A new poem from Moore calls to mind that critical opinion respecting him which had its origin, we believe, in the dogmatism of Coleridge — we mean the opinion that he is essentially the poet of fancy — the term being employed in contradistinction to imagination. “The fancy,’’ says the author of the “Auncient Mariner,’’ in his Biographia Literaria, “the fancy combines, the imagination creates.’’ And this was intended, and has been received, as a distinction. If so at all, it is one without a difference; without even a difference of degree. The fancy as nearly creates as the imagination; and neither creates in any respect. All novel conceptions are merely unusual combinations. The mind of man can imagine nothing which has not really existed; and this point is susceptible of the most positive demonstration — see the Baron de Bielfeld, in his Premiers Traits de L’Erudition Universelle, 1767. It will be said, perhaps, that we can imagine a griffin, and that a griffin does not exist. Not the griffin certainly, but its component parts. It is a mere compendium of known limbs and features — of known qualities. Thus with all which seems to be new — which appears to be a creation of intellect. It is re-soluble into the old. The wildest and most vigorous effort of mind cannot stand the test of this analysis.

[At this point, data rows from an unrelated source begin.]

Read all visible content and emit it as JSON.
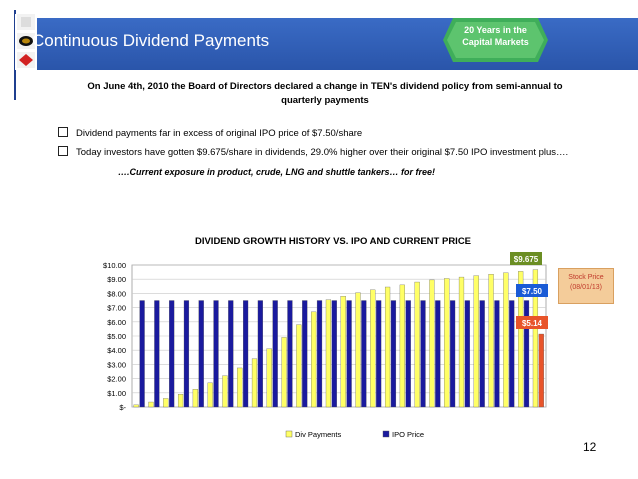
{
  "header": {
    "title": "Continuous Dividend Payments",
    "badge_line1": "20 Years in the",
    "badge_line2": "Capital Markets"
  },
  "announcement": {
    "line1": "On June 4th, 2010 the Board of Directors declared a change in TEN's dividend policy from semi-annual    to",
    "line2": "quarterly payments"
  },
  "bullets": [
    "Dividend payments far in excess of original IPO price of $7.50/share",
    "Today investors have gotten $9.675/share in dividends, 29.0% higher over their original $7.50 IPO investment plus…."
  ],
  "tagline": "….Current exposure in product, crude, LNG and shuttle tankers… for free!",
  "page_number": "12",
  "stock_note": {
    "line1": "Stock Price",
    "line2": "(08/01/13)"
  },
  "chart_data": {
    "type": "bar",
    "title": "DIVIDEND GROWTH HISTORY  VS. IPO AND CURRENT PRICE",
    "ylim": [
      0,
      10
    ],
    "y_ticks": [
      "$-",
      "$1.00",
      "$2.00",
      "$3.00",
      "$4.00",
      "$5.00",
      "$6.00",
      "$7.00",
      "$8.00",
      "$9.00",
      "$10.00"
    ],
    "grid": true,
    "legend_position": "bottom",
    "series": [
      {
        "name": "Div Payments",
        "color": "#ffff66",
        "values": [
          0.15,
          0.35,
          0.6,
          0.9,
          1.25,
          1.7,
          2.2,
          2.75,
          3.4,
          4.1,
          4.9,
          5.8,
          6.7,
          7.55,
          7.8,
          8.05,
          8.25,
          8.45,
          8.6,
          8.8,
          8.95,
          9.05,
          9.15,
          9.25,
          9.35,
          9.45,
          9.55,
          9.675
        ]
      },
      {
        "name": "IPO Price",
        "color": "#1a1a9e",
        "values": [
          7.5,
          7.5,
          7.5,
          7.5,
          7.5,
          7.5,
          7.5,
          7.5,
          7.5,
          7.5,
          7.5,
          7.5,
          7.5,
          7.5,
          7.5,
          7.5,
          7.5,
          7.5,
          7.5,
          7.5,
          7.5,
          7.5,
          7.5,
          7.5,
          7.5,
          7.5,
          7.5,
          7.5
        ]
      }
    ],
    "current_price": {
      "value": 5.14,
      "label": "$5.14",
      "color": "#e8542a"
    },
    "annotations": [
      {
        "label": "$9.675",
        "value": 9.675,
        "color": "#6b8e23"
      },
      {
        "label": "$7.50",
        "value": 7.5,
        "color": "#1a5bd6"
      },
      {
        "label": "$5.14",
        "value": 5.14,
        "color": "#e8542a"
      }
    ]
  }
}
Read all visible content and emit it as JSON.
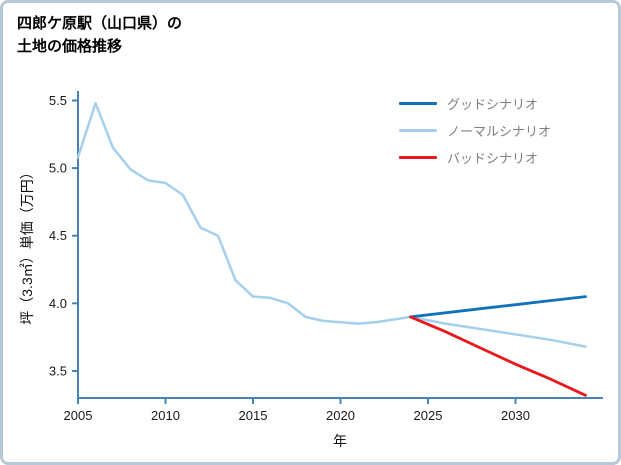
{
  "title": {
    "line1": "四郎ケ原駅（山口県）の",
    "line2": "土地の価格推移"
  },
  "axes": {
    "xlabel": "年",
    "ylabel": "坪（3.3㎡）単価（万円）",
    "x_ticks": [
      2005,
      2010,
      2015,
      2020,
      2025,
      2030
    ],
    "y_ticks": [
      "3.5",
      "4.0",
      "4.5",
      "5.0",
      "5.5"
    ],
    "axis_color": "#4682b4",
    "tick_label_color": "#1a1a1a"
  },
  "legend": [
    {
      "label": "グッドシナリオ",
      "color": "#1272b9"
    },
    {
      "label": "ノーマルシナリオ",
      "color": "#a6cfee"
    },
    {
      "label": "バッドシナリオ",
      "color": "#e8191d"
    }
  ],
  "chart_data": {
    "type": "line",
    "title": "四郎ケ原駅（山口県）の土地の価格推移",
    "xlabel": "年",
    "ylabel": "坪（3.3㎡）単価（万円）",
    "xlim": [
      2005,
      2035
    ],
    "ylim": [
      3.3,
      5.57
    ],
    "grid": false,
    "legend_position": "top-right",
    "series": [
      {
        "key": "history",
        "name": "実績（ノーマル）",
        "color": "#a6cfee",
        "width": 2.5,
        "x": [
          2005,
          2006,
          2007,
          2008,
          2009,
          2010,
          2011,
          2012,
          2013,
          2014,
          2015,
          2016,
          2017,
          2018,
          2019,
          2020,
          2021,
          2022,
          2023,
          2024
        ],
        "y": [
          5.08,
          5.48,
          5.15,
          4.99,
          4.91,
          4.89,
          4.8,
          4.56,
          4.5,
          4.17,
          4.05,
          4.04,
          4.0,
          3.9,
          3.87,
          3.86,
          3.85,
          3.86,
          3.88,
          3.9
        ]
      },
      {
        "key": "normal",
        "name": "ノーマルシナリオ",
        "color": "#a6cfee",
        "width": 2.5,
        "x": [
          2024,
          2026,
          2028,
          2030,
          2032,
          2034
        ],
        "y": [
          3.9,
          3.85,
          3.81,
          3.77,
          3.73,
          3.68
        ]
      },
      {
        "key": "good",
        "name": "グッドシナリオ",
        "color": "#1272b9",
        "width": 2.8,
        "x": [
          2024,
          2026,
          2028,
          2030,
          2032,
          2034
        ],
        "y": [
          3.9,
          3.93,
          3.96,
          3.99,
          4.02,
          4.05
        ]
      },
      {
        "key": "bad",
        "name": "バッドシナリオ",
        "color": "#e8191d",
        "width": 2.8,
        "x": [
          2024,
          2026,
          2028,
          2030,
          2032,
          2034
        ],
        "y": [
          3.9,
          3.79,
          3.67,
          3.55,
          3.44,
          3.32
        ]
      }
    ]
  }
}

We might make a distinction, of degree, between the fancy and the imagination, in saying that the latter is the former loftily employed. But experience proves this distinction to be unsatisfactory. What we feel and know to be fancy, will be found still only ­fanciful, whatever be the theme which engages it. It retains its idiosyncrasy under all circumstances. No subject exalts it into the ideal. We might exemplify this by reference to the writings of one whom our patriotism, rather than our judgment, has elevated to a niche in the Poetic Temple which he does not becomingly fill, and which he cannot long uninterruptedly hold. We allude to the late Dr. Rodman Drake, whose puerile abortion, “The Culprit Fay,’’ we examined, at some length, in a critique elsewhere; proving it, we think, beyond all question, to belong to that class of the pseudo-ideal, in dealing with which we find ourselves embarrassed between a kind of half-consciousness that we ought to admire, and the certainty that we do not. Dr. Drake was employed upon a good subject — at least it is a subject precisely identical with those which Shakspeare was wont so happily to treat, and in which, especially, the author of “Lilian’’ has so wonderfully succeeded. But the American has brought to his task a mere fancy, and has grossly failed in doing what many suppose him to have done — in writing an ideal or imaginative poem. There is not one particle of the true [[Greek text:]] poihsiV [[:Greek text]] about “The Culprit Fay.’’ We say that the subject, even at its best points, did not aid Dr. Drake in the slightest degree. He was never more than fanciful. The passage, for example, chiefly cited by his admirers, is the account of the “Sylphid Queen;’’ and to show the difference between the false and true ideal, we collated, in the review just alluded to, this, the most admired passage, with one upon a similar topic by Shelley. We shall be pardoned for repeating here, as nearly as we remember them, some words of what we then said.

The description of the Sylphid Queen runs thus:

But oh, how fair the shape that lay

Beneath a rainbow bending bright;

She seemed to the entranced Fay,

The loveliest of the forms of light;

Her mantle was the purple rolled

At twilight in the west afar;

‘Twas tied with threads of dawning gold,

And buttoned with a sparkling star.

Her face was like the lily roon

That veils the vestal planet’s hue;

Her eyes two beamlets from the moon

Set floating in the welkin blue. ­

Her hair is like the sunny beam,

And the diamond gems which round it gleam

Are the pure drops of dewy even

That ne’er have left their native heaven.